The fact that the replace method returns a string object rather than replacing the contents of a given string is a little obtuse (but understandable when you know that strings are immutable in Java). I am taking a major performance hit by using a deeply nested replace in some code. Is there something I can replace it with that would make it faster?
All string manipulation in general are very slow. Consider to use StringBuffer, it's not exactly like the String class, but have a lot in common and it's mutable as well.
This is what StringBuilder is meant for. If you're going to be doing a lot of manipulation, do it on a StringBuilder
, then turn that into a String
whenever you need to.
StringBuilder
is described thus:
"A mutable sequence of characters. This class provides an API compatible with StringBuffer, but with no guarantee of synchronization".
It has replace
(and append
, insert
, delete
, et al) and you can use toString
to morph it into a real String
.
I agree with the above. Use StringBuffer for thread-safety and StringBuilder when working with single threads.

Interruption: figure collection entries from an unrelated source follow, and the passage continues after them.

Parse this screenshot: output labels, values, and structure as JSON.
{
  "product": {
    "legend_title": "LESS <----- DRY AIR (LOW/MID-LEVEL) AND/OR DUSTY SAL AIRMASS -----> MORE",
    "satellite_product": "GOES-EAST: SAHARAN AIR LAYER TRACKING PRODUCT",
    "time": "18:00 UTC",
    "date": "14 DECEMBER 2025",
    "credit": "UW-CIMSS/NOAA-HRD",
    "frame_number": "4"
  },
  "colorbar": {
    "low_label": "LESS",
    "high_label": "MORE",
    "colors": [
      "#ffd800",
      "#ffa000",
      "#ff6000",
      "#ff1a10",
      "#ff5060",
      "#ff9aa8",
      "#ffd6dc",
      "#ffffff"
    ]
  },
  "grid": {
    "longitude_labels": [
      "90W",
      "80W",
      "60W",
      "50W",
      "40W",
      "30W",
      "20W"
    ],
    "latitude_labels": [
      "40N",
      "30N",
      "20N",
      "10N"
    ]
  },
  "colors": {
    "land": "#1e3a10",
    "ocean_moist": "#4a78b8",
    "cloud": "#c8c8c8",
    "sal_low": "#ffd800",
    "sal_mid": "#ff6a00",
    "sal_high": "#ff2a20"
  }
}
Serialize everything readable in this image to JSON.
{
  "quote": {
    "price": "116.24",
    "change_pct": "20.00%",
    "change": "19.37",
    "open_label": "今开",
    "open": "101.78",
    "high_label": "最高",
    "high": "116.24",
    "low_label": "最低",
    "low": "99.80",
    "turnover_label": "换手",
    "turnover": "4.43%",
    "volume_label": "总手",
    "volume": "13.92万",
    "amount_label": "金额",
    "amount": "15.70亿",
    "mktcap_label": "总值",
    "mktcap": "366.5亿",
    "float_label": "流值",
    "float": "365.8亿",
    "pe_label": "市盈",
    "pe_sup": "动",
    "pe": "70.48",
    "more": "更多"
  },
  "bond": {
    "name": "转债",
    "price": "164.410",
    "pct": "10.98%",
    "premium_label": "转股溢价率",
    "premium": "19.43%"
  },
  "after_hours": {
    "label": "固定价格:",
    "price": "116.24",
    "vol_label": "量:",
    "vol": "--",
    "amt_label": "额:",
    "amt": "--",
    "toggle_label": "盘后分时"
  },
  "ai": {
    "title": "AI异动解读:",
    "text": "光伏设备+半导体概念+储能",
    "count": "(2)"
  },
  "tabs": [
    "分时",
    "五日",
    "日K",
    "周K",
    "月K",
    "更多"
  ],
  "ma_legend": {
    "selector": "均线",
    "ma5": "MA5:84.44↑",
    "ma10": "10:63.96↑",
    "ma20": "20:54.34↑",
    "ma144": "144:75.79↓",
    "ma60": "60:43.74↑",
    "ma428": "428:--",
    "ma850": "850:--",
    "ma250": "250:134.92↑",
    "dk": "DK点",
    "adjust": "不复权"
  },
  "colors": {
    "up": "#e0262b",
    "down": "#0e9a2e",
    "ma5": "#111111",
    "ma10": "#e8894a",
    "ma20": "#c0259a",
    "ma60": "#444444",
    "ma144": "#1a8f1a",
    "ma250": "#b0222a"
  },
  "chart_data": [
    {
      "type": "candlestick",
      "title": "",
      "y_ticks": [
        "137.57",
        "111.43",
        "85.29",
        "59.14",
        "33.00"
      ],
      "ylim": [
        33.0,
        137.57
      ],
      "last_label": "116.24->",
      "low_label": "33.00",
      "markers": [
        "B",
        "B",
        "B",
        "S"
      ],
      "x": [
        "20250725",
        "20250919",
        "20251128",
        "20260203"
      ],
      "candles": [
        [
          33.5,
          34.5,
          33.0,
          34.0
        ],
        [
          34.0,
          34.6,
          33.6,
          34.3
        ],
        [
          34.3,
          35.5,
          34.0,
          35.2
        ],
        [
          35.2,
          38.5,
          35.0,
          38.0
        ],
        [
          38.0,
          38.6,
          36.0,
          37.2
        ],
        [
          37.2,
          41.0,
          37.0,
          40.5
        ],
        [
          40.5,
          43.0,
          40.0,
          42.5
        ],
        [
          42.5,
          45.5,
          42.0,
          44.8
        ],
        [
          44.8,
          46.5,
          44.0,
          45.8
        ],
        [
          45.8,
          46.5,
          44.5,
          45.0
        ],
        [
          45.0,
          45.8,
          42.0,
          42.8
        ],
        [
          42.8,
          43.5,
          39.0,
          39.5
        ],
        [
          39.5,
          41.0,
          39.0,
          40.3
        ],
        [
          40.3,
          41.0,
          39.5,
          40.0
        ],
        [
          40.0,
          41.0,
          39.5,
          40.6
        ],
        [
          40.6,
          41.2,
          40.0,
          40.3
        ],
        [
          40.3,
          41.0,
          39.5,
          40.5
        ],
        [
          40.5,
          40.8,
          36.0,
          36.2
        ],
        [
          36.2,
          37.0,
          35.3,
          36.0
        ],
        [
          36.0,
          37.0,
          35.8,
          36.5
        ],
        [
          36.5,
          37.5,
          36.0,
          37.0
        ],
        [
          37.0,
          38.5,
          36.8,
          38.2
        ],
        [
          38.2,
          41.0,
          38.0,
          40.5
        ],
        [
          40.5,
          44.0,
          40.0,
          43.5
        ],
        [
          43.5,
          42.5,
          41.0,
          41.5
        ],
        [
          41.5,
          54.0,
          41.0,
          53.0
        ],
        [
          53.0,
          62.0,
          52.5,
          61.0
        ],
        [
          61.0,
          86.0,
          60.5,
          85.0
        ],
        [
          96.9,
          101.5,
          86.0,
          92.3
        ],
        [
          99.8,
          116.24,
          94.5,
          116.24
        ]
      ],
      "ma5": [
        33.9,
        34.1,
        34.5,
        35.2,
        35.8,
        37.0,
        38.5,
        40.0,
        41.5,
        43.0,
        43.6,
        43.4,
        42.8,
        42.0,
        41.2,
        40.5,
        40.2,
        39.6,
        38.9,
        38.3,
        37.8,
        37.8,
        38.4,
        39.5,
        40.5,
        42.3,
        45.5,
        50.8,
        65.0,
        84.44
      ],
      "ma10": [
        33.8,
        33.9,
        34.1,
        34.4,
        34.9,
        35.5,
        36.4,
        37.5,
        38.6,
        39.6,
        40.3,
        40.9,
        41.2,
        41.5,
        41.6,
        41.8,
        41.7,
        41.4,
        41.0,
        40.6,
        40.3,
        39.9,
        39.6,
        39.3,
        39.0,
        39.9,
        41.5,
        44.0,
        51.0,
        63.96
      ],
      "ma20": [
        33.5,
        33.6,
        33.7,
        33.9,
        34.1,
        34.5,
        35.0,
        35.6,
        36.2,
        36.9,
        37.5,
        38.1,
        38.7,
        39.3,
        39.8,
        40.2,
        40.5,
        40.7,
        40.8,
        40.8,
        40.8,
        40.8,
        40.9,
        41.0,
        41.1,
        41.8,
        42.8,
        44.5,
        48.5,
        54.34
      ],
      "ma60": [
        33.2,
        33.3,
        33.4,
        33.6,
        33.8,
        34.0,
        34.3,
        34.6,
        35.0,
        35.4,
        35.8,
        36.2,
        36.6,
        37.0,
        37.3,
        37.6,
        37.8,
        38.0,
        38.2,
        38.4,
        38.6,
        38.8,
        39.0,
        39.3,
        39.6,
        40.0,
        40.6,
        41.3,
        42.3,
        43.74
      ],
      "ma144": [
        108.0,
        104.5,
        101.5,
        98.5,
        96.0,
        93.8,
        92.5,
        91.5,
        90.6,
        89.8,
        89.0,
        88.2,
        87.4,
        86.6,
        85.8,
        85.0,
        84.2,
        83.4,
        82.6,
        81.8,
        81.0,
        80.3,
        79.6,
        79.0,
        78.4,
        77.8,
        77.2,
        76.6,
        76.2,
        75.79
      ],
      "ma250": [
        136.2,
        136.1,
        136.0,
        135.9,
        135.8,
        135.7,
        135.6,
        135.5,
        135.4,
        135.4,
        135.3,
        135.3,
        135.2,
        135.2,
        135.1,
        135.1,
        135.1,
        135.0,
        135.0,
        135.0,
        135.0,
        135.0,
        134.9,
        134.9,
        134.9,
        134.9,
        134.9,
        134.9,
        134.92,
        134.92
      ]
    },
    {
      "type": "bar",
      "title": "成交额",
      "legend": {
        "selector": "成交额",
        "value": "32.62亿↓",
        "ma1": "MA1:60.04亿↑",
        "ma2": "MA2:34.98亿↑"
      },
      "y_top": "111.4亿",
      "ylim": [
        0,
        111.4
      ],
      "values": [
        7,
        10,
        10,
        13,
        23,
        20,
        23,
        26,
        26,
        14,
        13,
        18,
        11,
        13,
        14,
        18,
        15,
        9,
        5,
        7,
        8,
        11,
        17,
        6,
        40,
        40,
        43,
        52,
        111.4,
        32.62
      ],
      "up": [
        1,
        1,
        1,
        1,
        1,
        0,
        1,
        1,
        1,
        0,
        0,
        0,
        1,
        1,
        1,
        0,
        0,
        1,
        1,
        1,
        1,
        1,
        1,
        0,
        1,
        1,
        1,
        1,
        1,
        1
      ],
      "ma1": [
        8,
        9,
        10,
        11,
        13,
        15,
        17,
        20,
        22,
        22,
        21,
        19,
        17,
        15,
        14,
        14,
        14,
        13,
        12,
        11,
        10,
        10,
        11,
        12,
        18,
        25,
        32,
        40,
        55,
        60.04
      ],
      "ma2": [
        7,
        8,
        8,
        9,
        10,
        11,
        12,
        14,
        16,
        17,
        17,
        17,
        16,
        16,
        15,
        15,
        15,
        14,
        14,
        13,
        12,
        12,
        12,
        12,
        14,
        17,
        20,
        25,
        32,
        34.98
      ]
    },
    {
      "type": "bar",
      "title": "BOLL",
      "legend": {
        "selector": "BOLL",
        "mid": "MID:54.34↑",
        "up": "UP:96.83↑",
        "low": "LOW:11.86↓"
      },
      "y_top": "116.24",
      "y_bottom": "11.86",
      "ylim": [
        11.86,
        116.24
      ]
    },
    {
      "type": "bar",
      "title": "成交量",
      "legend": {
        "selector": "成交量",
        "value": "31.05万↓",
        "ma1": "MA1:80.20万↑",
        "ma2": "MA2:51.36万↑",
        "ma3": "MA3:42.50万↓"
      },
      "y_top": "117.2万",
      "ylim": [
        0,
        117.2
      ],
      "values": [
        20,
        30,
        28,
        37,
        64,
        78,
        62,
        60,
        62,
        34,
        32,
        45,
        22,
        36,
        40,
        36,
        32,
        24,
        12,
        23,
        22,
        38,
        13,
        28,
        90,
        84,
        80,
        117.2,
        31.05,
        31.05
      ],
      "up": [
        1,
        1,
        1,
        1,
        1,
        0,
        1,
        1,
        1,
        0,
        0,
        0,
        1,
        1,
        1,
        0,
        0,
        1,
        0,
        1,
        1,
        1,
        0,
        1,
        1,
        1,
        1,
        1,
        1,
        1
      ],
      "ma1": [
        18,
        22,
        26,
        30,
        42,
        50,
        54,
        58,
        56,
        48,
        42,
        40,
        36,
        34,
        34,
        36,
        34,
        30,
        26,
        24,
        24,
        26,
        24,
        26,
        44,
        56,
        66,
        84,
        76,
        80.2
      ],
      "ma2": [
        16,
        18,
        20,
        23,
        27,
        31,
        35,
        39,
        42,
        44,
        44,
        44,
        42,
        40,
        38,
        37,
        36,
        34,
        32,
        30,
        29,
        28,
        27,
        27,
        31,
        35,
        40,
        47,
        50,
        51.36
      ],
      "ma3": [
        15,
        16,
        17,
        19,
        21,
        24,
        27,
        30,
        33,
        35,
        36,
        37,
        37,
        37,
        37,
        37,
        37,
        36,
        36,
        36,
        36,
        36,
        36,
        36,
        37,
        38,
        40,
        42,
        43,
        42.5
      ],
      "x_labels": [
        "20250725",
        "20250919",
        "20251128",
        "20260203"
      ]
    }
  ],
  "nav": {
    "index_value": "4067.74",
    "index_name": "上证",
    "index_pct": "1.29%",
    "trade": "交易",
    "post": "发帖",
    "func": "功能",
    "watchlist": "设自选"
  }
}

The previous posts are right, StringBuilder/StringBuffer are a solution.
But, you also have to question if it is a good idea to do the replace on big Strings in memory.
I often have String manipulations that are implemented as a stream, so instead of replacing it in the string and then sending it to an OutputStream, I do the replace at the moment that I send the String to the outputstream. That works much faster than any replace.
This works much faster if you want this replace to implement a template mechanism. Streaming is always faster since you consume less memory and if the clients is slow, you only need to generate at a slow pace - so it scales much better.